Thanks for the report.  This isn't a bug; it's intentional behavior.  You
have presented bash with an ambiguous situation: it doesn't know whether
or not you want to look for a filename in the current directory or perform
variable expansion.

Bash assumes you want filename completion if there's an existing pathname
matching the string you typed, so it treats your scenario as filename
completion rather than variable expansion.
====
        But that's not what it does.

        If that was what it did, it would be great, but I agree with the
original poster.

if I am in "/tmp", and I try echo $HOME/<complete>, and the pathname
'$HOME' doesn't exist in /tmp, it will still quote it.

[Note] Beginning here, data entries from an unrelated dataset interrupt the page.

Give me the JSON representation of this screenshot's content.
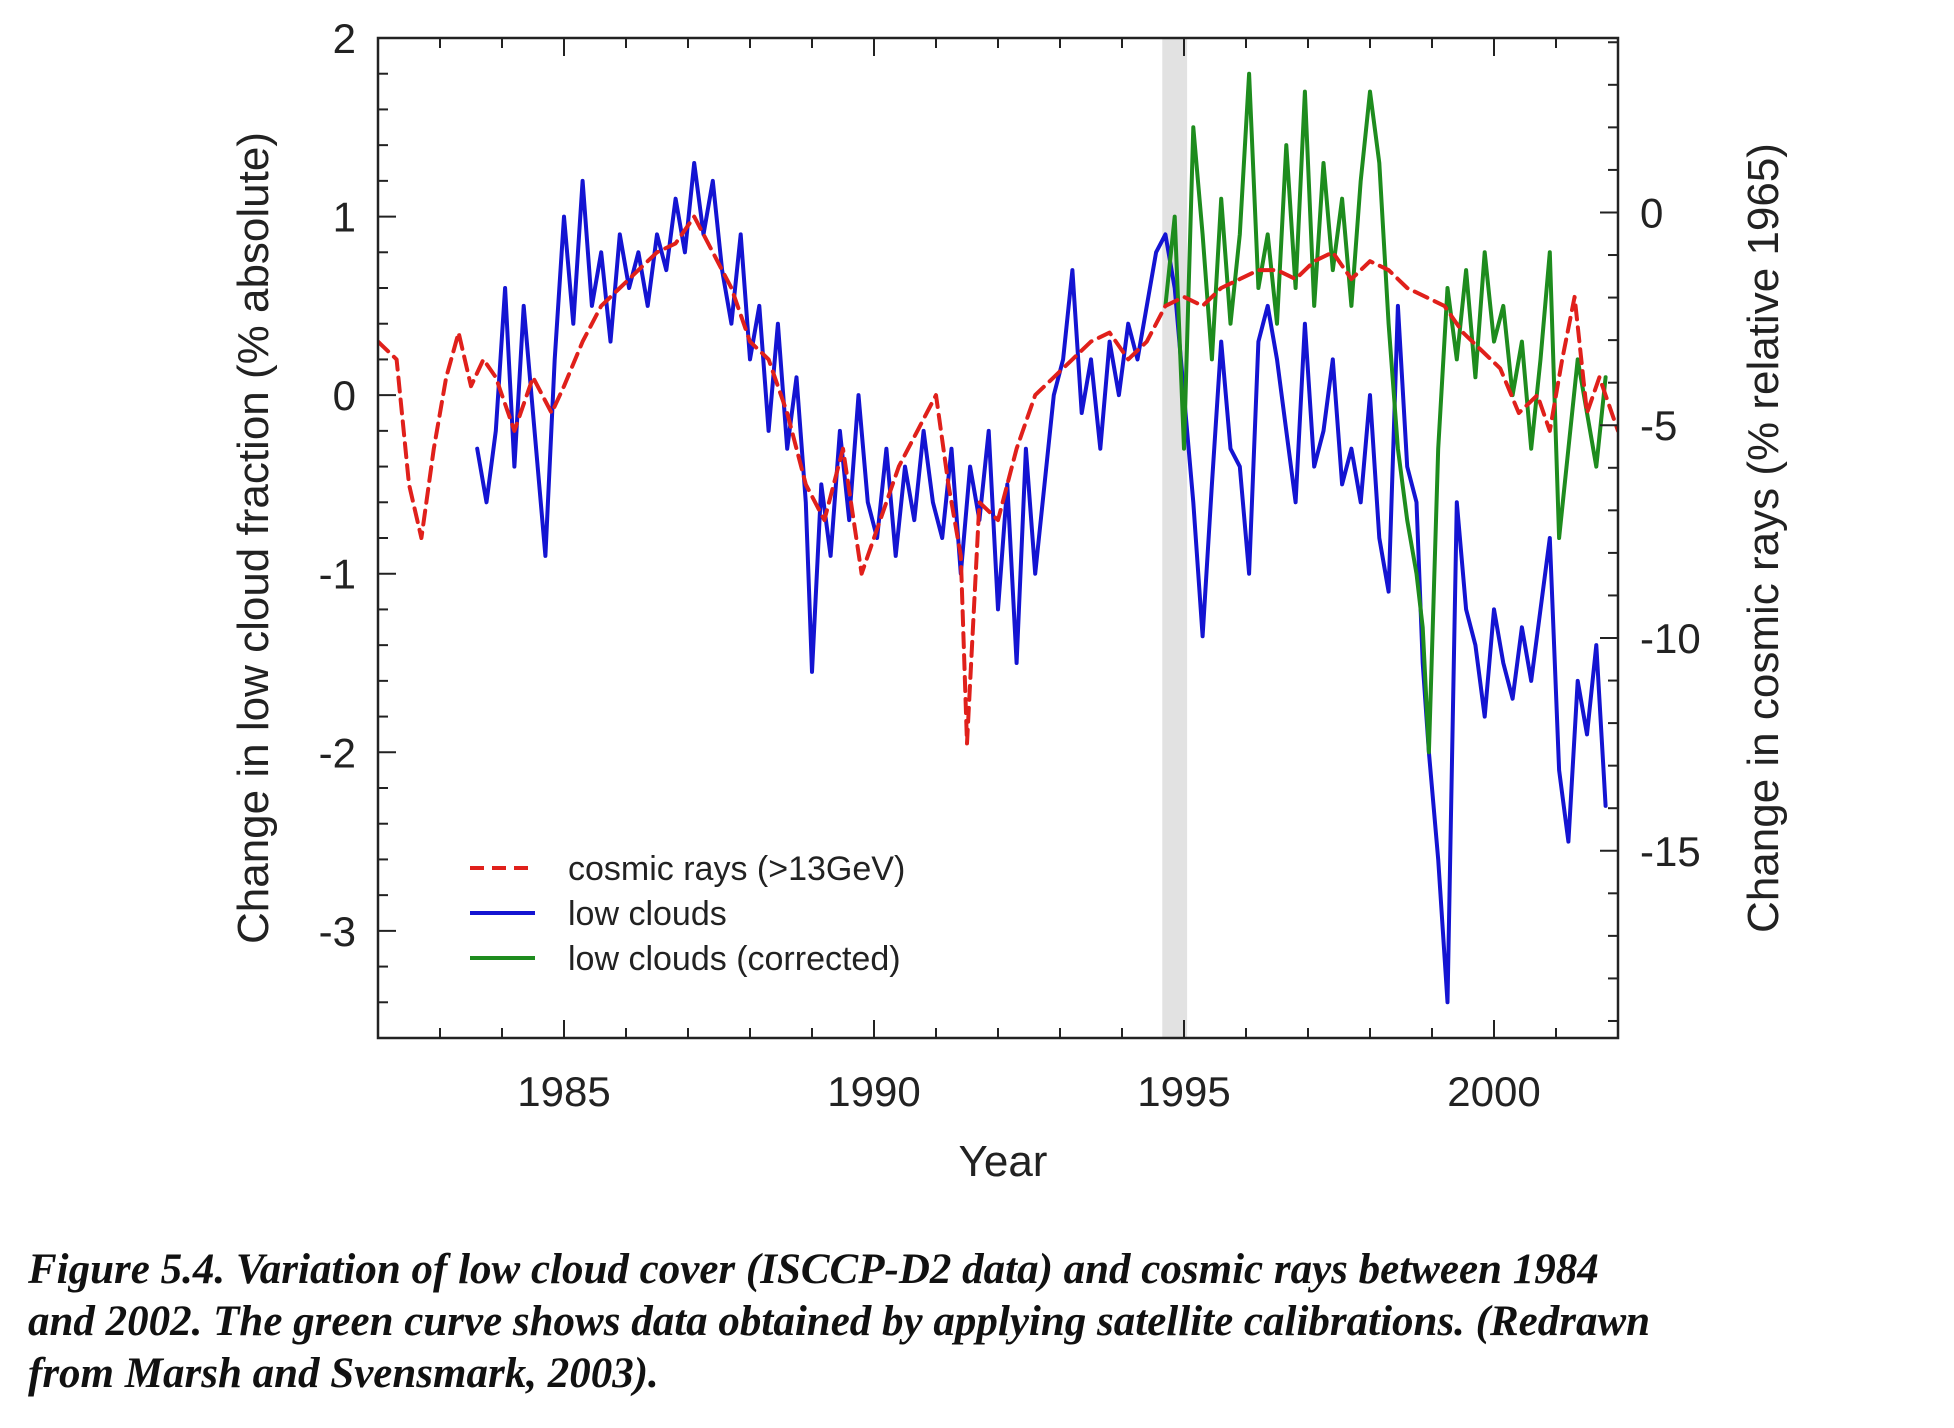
{
  "chart_data": {
    "type": "line",
    "xlabel": "Year",
    "ylabel": "Change in low cloud fraction (% absolute)",
    "y2label": "Change in cosmic rays (% relative 1965)",
    "xlim": [
      1982,
      2002
    ],
    "ylim": [
      -3.6,
      2.0
    ],
    "y2lim": [
      -19.4,
      4.1
    ],
    "x_ticks": [
      1985,
      1990,
      1995,
      2000
    ],
    "y_ticks": [
      -3,
      -2,
      -1,
      0,
      1,
      2
    ],
    "y2_ticks": [
      -15,
      -10,
      -5,
      0
    ],
    "shaded_band": [
      1994.65,
      1995.05
    ],
    "legend": {
      "placement": "bottom-left"
    },
    "series": [
      {
        "name": "cosmic rays (>13GeV)",
        "axis": "left",
        "color": "#e0201b",
        "dash": true,
        "x": [
          1982.0,
          1982.3,
          1982.5,
          1982.7,
          1982.9,
          1983.1,
          1983.3,
          1983.5,
          1983.7,
          1983.9,
          1984.2,
          1984.5,
          1984.8,
          1985.0,
          1985.3,
          1985.6,
          1985.9,
          1986.2,
          1986.5,
          1986.8,
          1987.1,
          1987.4,
          1987.7,
          1988.0,
          1988.3,
          1988.6,
          1988.9,
          1989.2,
          1989.5,
          1989.8,
          1990.1,
          1990.4,
          1990.7,
          1991.0,
          1991.2,
          1991.4,
          1991.5,
          1991.7,
          1992.0,
          1992.3,
          1992.6,
          1992.9,
          1993.2,
          1993.5,
          1993.8,
          1994.1,
          1994.4,
          1994.7,
          1995.0,
          1995.3,
          1995.6,
          1995.9,
          1996.2,
          1996.5,
          1996.8,
          1997.1,
          1997.4,
          1997.7,
          1998.0,
          1998.3,
          1998.6,
          1998.9,
          1999.2,
          1999.5,
          1999.8,
          2000.1,
          2000.4,
          2000.7,
          2000.9,
          2001.1,
          2001.3,
          2001.5,
          2001.7,
          2002.0
        ],
        "y": [
          0.3,
          0.2,
          -0.5,
          -0.8,
          -0.3,
          0.1,
          0.35,
          0.05,
          0.2,
          0.1,
          -0.2,
          0.1,
          -0.1,
          0.05,
          0.3,
          0.5,
          0.6,
          0.7,
          0.8,
          0.85,
          1.0,
          0.8,
          0.6,
          0.3,
          0.2,
          -0.1,
          -0.5,
          -0.7,
          -0.3,
          -1.0,
          -0.7,
          -0.4,
          -0.2,
          0.0,
          -0.5,
          -0.9,
          -1.95,
          -0.6,
          -0.7,
          -0.3,
          0.0,
          0.1,
          0.2,
          0.3,
          0.35,
          0.2,
          0.3,
          0.5,
          0.55,
          0.5,
          0.6,
          0.65,
          0.7,
          0.7,
          0.65,
          0.75,
          0.8,
          0.65,
          0.75,
          0.7,
          0.6,
          0.55,
          0.5,
          0.35,
          0.25,
          0.15,
          -0.1,
          0.0,
          -0.2,
          0.2,
          0.55,
          -0.1,
          0.1,
          -0.2
        ]
      },
      {
        "name": "low clouds",
        "axis": "left",
        "color": "#1414d2",
        "dash": false,
        "x": [
          1983.6,
          1983.75,
          1983.9,
          1984.05,
          1984.2,
          1984.35,
          1984.5,
          1984.7,
          1984.85,
          1985.0,
          1985.15,
          1985.3,
          1985.45,
          1985.6,
          1985.75,
          1985.9,
          1986.05,
          1986.2,
          1986.35,
          1986.5,
          1986.65,
          1986.8,
          1986.95,
          1987.1,
          1987.25,
          1987.4,
          1987.55,
          1987.7,
          1987.85,
          1988.0,
          1988.15,
          1988.3,
          1988.45,
          1988.6,
          1988.75,
          1988.9,
          1989.0,
          1989.15,
          1989.3,
          1989.45,
          1989.6,
          1989.75,
          1989.9,
          1990.05,
          1990.2,
          1990.35,
          1990.5,
          1990.65,
          1990.8,
          1990.95,
          1991.1,
          1991.25,
          1991.4,
          1991.55,
          1991.7,
          1991.85,
          1992.0,
          1992.15,
          1992.3,
          1992.45,
          1992.6,
          1992.75,
          1992.9,
          1993.05,
          1993.2,
          1993.35,
          1993.5,
          1993.65,
          1993.8,
          1993.95,
          1994.1,
          1994.25,
          1994.4,
          1994.55,
          1994.7,
          1994.85,
          1994.95,
          1995.05,
          1995.15,
          1995.3,
          1995.45,
          1995.6,
          1995.75,
          1995.9,
          1996.05,
          1996.2,
          1996.35,
          1996.5,
          1996.65,
          1996.8,
          1996.95,
          1997.1,
          1997.25,
          1997.4,
          1997.55,
          1997.7,
          1997.85,
          1998.0,
          1998.15,
          1998.3,
          1998.45,
          1998.6,
          1998.75,
          1998.85,
          1998.95,
          1999.1,
          1999.25,
          1999.4,
          1999.55,
          1999.7,
          1999.85,
          2000.0,
          2000.15,
          2000.3,
          2000.45,
          2000.6,
          2000.75,
          2000.9,
          2001.05,
          2001.2,
          2001.35,
          2001.5,
          2001.65,
          2001.8
        ],
        "y": [
          -0.3,
          -0.6,
          -0.2,
          0.6,
          -0.4,
          0.5,
          -0.1,
          -0.9,
          0.2,
          1.0,
          0.4,
          1.2,
          0.5,
          0.8,
          0.3,
          0.9,
          0.6,
          0.8,
          0.5,
          0.9,
          0.7,
          1.1,
          0.8,
          1.3,
          0.9,
          1.2,
          0.7,
          0.4,
          0.9,
          0.2,
          0.5,
          -0.2,
          0.4,
          -0.3,
          0.1,
          -0.6,
          -1.55,
          -0.5,
          -0.9,
          -0.2,
          -0.7,
          0.0,
          -0.6,
          -0.8,
          -0.3,
          -0.9,
          -0.4,
          -0.7,
          -0.2,
          -0.6,
          -0.8,
          -0.3,
          -1.0,
          -0.4,
          -0.7,
          -0.2,
          -1.2,
          -0.5,
          -1.5,
          -0.3,
          -1.0,
          -0.5,
          0.0,
          0.2,
          0.7,
          -0.1,
          0.2,
          -0.3,
          0.3,
          0.0,
          0.4,
          0.2,
          0.5,
          0.8,
          0.9,
          0.6,
          0.2,
          -0.2,
          -0.6,
          -1.35,
          -0.5,
          0.3,
          -0.3,
          -0.4,
          -1.0,
          0.3,
          0.5,
          0.2,
          -0.2,
          -0.6,
          0.4,
          -0.4,
          -0.2,
          0.2,
          -0.5,
          -0.3,
          -0.6,
          0.0,
          -0.8,
          -1.1,
          0.5,
          -0.4,
          -0.6,
          -1.5,
          -2.0,
          -2.6,
          -3.4,
          -0.6,
          -1.2,
          -1.4,
          -1.8,
          -1.2,
          -1.5,
          -1.7,
          -1.3,
          -1.6,
          -1.2,
          -0.8,
          -2.1,
          -2.5,
          -1.6,
          -1.9,
          -1.4,
          -2.3
        ]
      },
      {
        "name": "low clouds (corrected)",
        "axis": "left",
        "color": "#1e8c1e",
        "dash": false,
        "x": [
          1994.7,
          1994.85,
          1995.0,
          1995.15,
          1995.3,
          1995.45,
          1995.6,
          1995.75,
          1995.9,
          1996.05,
          1996.2,
          1996.35,
          1996.5,
          1996.65,
          1996.8,
          1996.95,
          1997.1,
          1997.25,
          1997.4,
          1997.55,
          1997.7,
          1997.85,
          1998.0,
          1998.15,
          1998.3,
          1998.45,
          1998.6,
          1998.75,
          1998.85,
          1998.95,
          1999.1,
          1999.25,
          1999.4,
          1999.55,
          1999.7,
          1999.85,
          2000.0,
          2000.15,
          2000.3,
          2000.45,
          2000.6,
          2000.75,
          2000.9,
          2001.05,
          2001.2,
          2001.35,
          2001.5,
          2001.65,
          2001.8
        ],
        "y": [
          0.5,
          1.0,
          -0.3,
          1.5,
          0.9,
          0.2,
          1.1,
          0.4,
          0.9,
          1.8,
          0.6,
          0.9,
          0.4,
          1.4,
          0.6,
          1.7,
          0.5,
          1.3,
          0.7,
          1.1,
          0.5,
          1.2,
          1.7,
          1.3,
          0.4,
          -0.3,
          -0.7,
          -1.0,
          -1.3,
          -2.0,
          -0.3,
          0.6,
          0.2,
          0.7,
          0.1,
          0.8,
          0.3,
          0.5,
          0.0,
          0.3,
          -0.3,
          0.2,
          0.8,
          -0.8,
          -0.3,
          0.2,
          -0.1,
          -0.4,
          0.1
        ]
      }
    ]
  },
  "caption": {
    "line1": "Figure 5.4. Variation of low cloud cover (ISCCP-D2 data) and cosmic rays between 1984",
    "line2": "and 2002. The green curve shows data obtained by applying satellite calibrations. (Redrawn",
    "line3": "from Marsh and Svensmark, 2003)."
  }
}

If I had a filename '$HOME' in my current directory, then what you
are saying makes sense -- it would try to match an existing path ('$HOME')
in /tmp before attempting to use it as a variable.
But if there is no file named '$HOME' in /tmp, and $HOME has a pathname
*in it*, then bash should assume that I want the pathname *in* the
variable (since the path doesn't exist in /tmp) to be used in its expanded form.

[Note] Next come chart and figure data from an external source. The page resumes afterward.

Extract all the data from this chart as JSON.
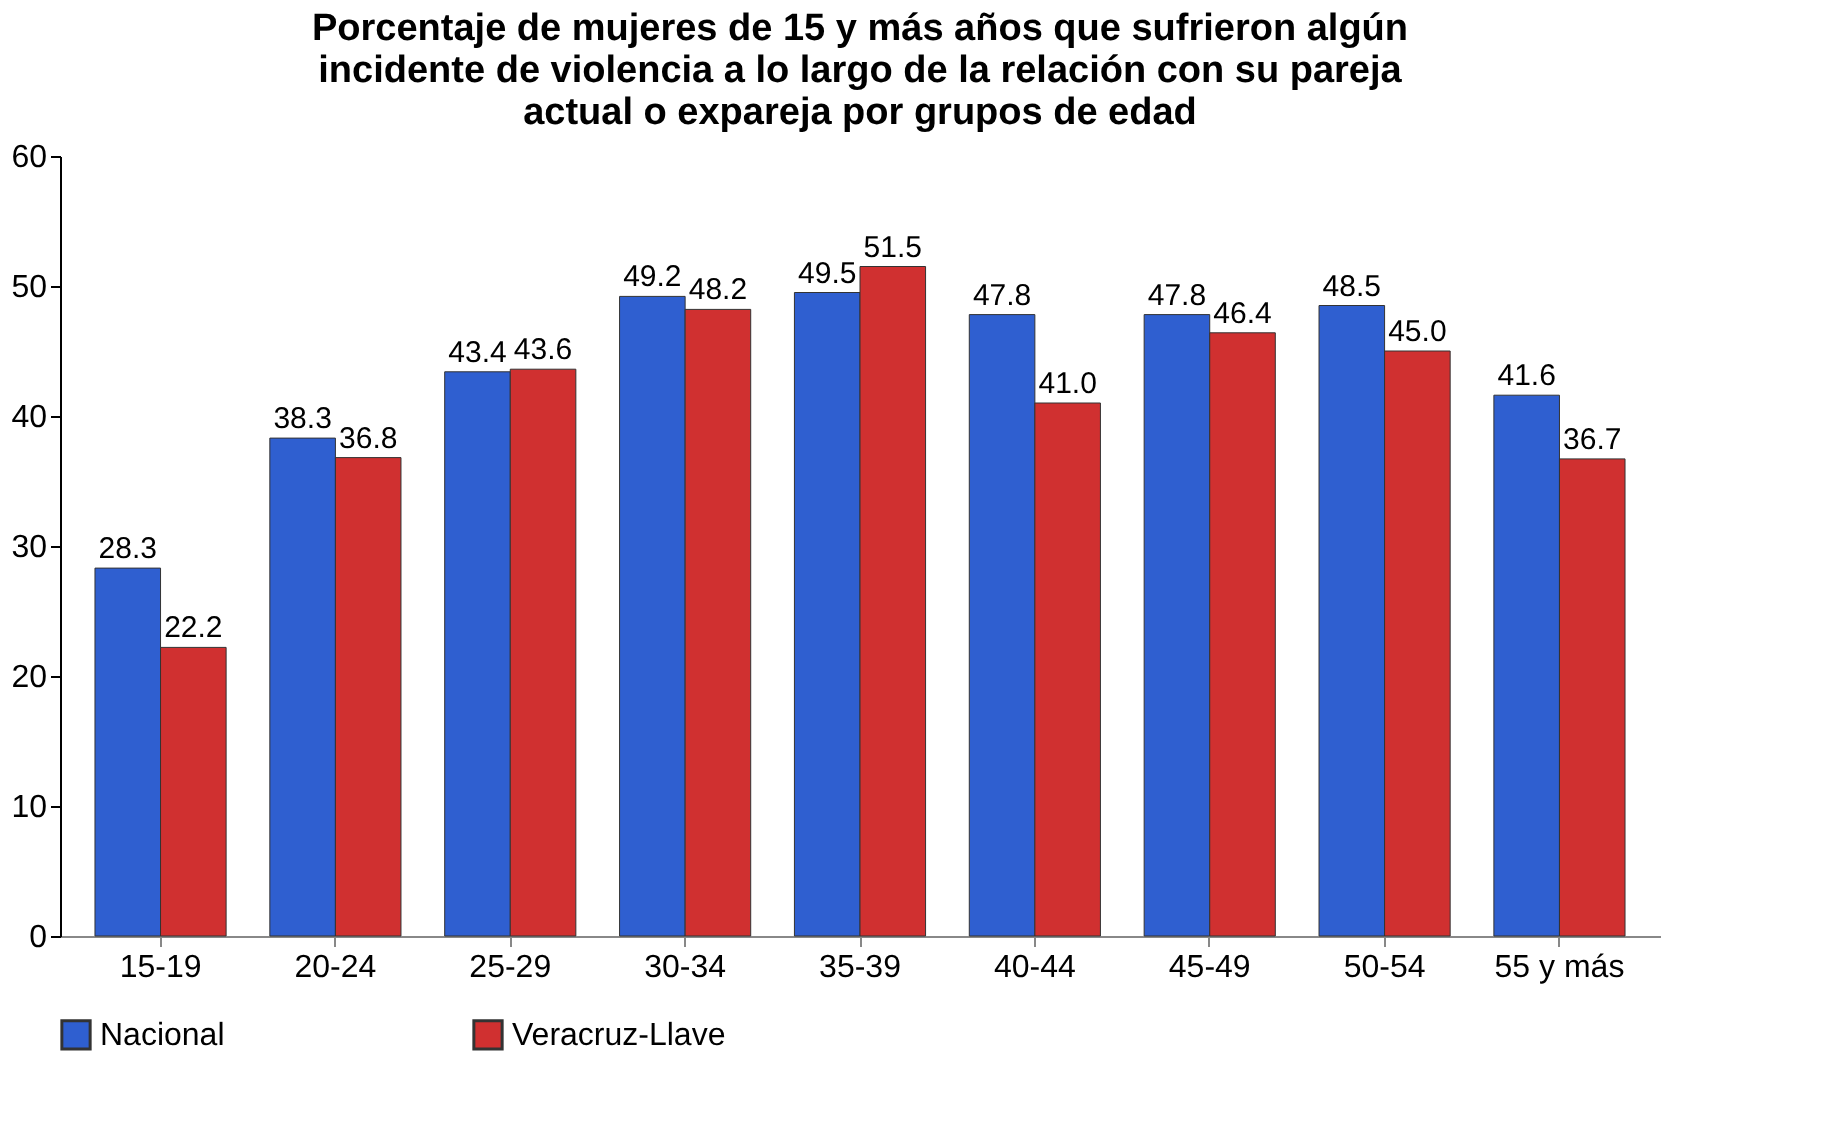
{
  "chart_data": {
    "type": "bar",
    "title": "Porcentaje de mujeres de 15 y más años que sufrieron algún incidente de violencia a lo largo de la relación con su pareja actual o expareja por grupos de edad",
    "categories": [
      "15-19",
      "20-24",
      "25-29",
      "30-34",
      "35-39",
      "40-44",
      "45-49",
      "50-54",
      "55 y más"
    ],
    "series": [
      {
        "name": "Nacional",
        "color": "#2f5fd0",
        "values": [
          28.3,
          38.3,
          43.4,
          49.2,
          49.5,
          47.8,
          47.8,
          48.5,
          41.6
        ],
        "value_labels": [
          "28.3",
          "38.3",
          "43.4",
          "49.2",
          "49.5",
          "47.8",
          "47.8",
          "48.5",
          "41.6"
        ]
      },
      {
        "name": "Veracruz-Llave",
        "color": "#d03030",
        "values": [
          22.2,
          36.8,
          43.6,
          48.2,
          51.5,
          41.0,
          46.4,
          45.0,
          36.7
        ],
        "value_labels": [
          "22.2",
          "36.8",
          "43.6",
          "48.2",
          "51.5",
          "41.0",
          "46.4",
          "45.0",
          "36.7"
        ]
      }
    ],
    "ylim": [
      0,
      60
    ],
    "yticks": [
      0,
      10,
      20,
      30,
      40,
      50,
      60
    ],
    "grid": false,
    "legend": "bottom"
  }
}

In this situation, it is rare that file names begin with '$' (seen many
on Windows, but few on linux).  Defaulting to quoting, even when the file
name doesn't exist, is flawed.  As you say, bash doesn't know what  you
want, so it should do what you are telling it to do: If I want the '$' quoted, I would use '$HOME' or \$HOME. But unquoted, bash should
assume the most common case: that the user didn't want it quoted.

That *IS* what they typed in.  It would make as much since as
if I  typed in '$HOME' or \$HOME, and bash assumed the opposite of
what I typed there, as well.  Rather than assuming that the user
doesn't mean what they typed, bash's first choice should be to
to pick what they *did* type -- if not, then why not remove
backslashes that a user inserts (\$HOME) on the grounds that it
doesn't really know that the user might not be on a system with '\'
as a path separator, so better remove it so it doesn't inadvertently quote '$'.
I do note that if '$foo' DOESN'T point to a path, then bash doesn't
quote it when doing path-expansion -- the opposite of what one might
expect (i.e. if they are doing pathname expansion, and '$foo' contains
a valid path component, then leave it (or put it in DQ's: "$foo" to keep
it 'integrous' wrt/spaces).

Can you explain why, in a possibly ambiguous situation, bash does
the opposite of what the user actually typed?